La CERA est une forme d’EPO qu’on peut qualifier de « haut de gamme », de par sa facilité d’utilisation permettant une détection moins aisée. Elle est utilisée dans le vélo et dans l’athlétisme. Le spécialiste anti-dopage, Pierre Sallet, explicite tous les détails sur cette puissante molécule aussi efficace que dangereuse. Selon une information fiable reçue le 21 avril 2017, c’est à tort que la FFA aurait mentionné la présence de CERA dans les analyses de Nicolas Fernandez, il s’agit en fait d’une EPO classique de 1ère génération… 

 

EPO

La CERA, c’est quoi ?

Le sigle de CERA signifie « Continuous-erythropoietin-receptor-activator ». C’est une forme dite d’EPO 2ème génération ou beta.
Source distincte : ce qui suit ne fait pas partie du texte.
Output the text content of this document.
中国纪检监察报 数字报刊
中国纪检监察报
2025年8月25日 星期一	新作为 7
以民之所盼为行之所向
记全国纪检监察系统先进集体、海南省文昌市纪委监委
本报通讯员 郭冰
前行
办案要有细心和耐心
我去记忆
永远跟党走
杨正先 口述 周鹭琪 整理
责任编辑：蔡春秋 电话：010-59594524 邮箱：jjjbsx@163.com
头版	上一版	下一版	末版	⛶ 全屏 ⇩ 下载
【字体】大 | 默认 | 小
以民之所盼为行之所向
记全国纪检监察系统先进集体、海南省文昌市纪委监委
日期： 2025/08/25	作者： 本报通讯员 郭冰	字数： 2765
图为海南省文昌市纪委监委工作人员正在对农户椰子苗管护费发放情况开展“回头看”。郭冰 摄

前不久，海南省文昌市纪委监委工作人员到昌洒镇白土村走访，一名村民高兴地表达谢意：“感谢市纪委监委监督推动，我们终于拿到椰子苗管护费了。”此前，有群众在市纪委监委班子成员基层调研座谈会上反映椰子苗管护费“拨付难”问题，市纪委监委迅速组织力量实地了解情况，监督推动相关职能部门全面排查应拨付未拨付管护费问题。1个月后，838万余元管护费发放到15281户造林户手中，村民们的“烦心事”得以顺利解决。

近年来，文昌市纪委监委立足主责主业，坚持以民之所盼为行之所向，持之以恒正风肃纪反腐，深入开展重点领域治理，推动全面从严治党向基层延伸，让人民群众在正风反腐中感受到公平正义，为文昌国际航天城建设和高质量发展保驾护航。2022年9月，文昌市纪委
A l’origine, rappelons que l’EPO est une hormone fabriquée naturellement par les reins et le foie, qui stimule la fabrication par la moelle osseuse, de globules rouges qui transportent l’oxygène vers les organes.

Depuis le début des années 80, l’EPO de synthèse existe, c’est un médicament destiné à soigner l’insuffisance rénale et les anémies graves. Ce médicament a été détourné à des fins dopantes par les sports depuis le milieu des années 90.

L’EPO est utilisé sous la forme d’une injection tous les 2-3 jours. II agit sur le récepteur au niveau de la moelle osseuse, qui permet de stimuler la production d’EPO. Mais cette molécule s’accroche au récepteur, le lâche et disparaît. Aussi est-il nécessaire de réinjecter de l’EPO assez régulièrement pour conserver l’effet sur les globules rouges, l’augmentation hématocrite et hémoglobine.

Comme son nom l’indique, la CERA « Continuous-erythropoietin-receptor-activator » comporte un effet continu, le produit se colle au récepteur et le stimule de façon continue pendant la demi-vie de la substance. Ainsi au lieu d’une injection tous les 2-3 jours, il suffit d’une injection tous les 15 jours, voire une par mois.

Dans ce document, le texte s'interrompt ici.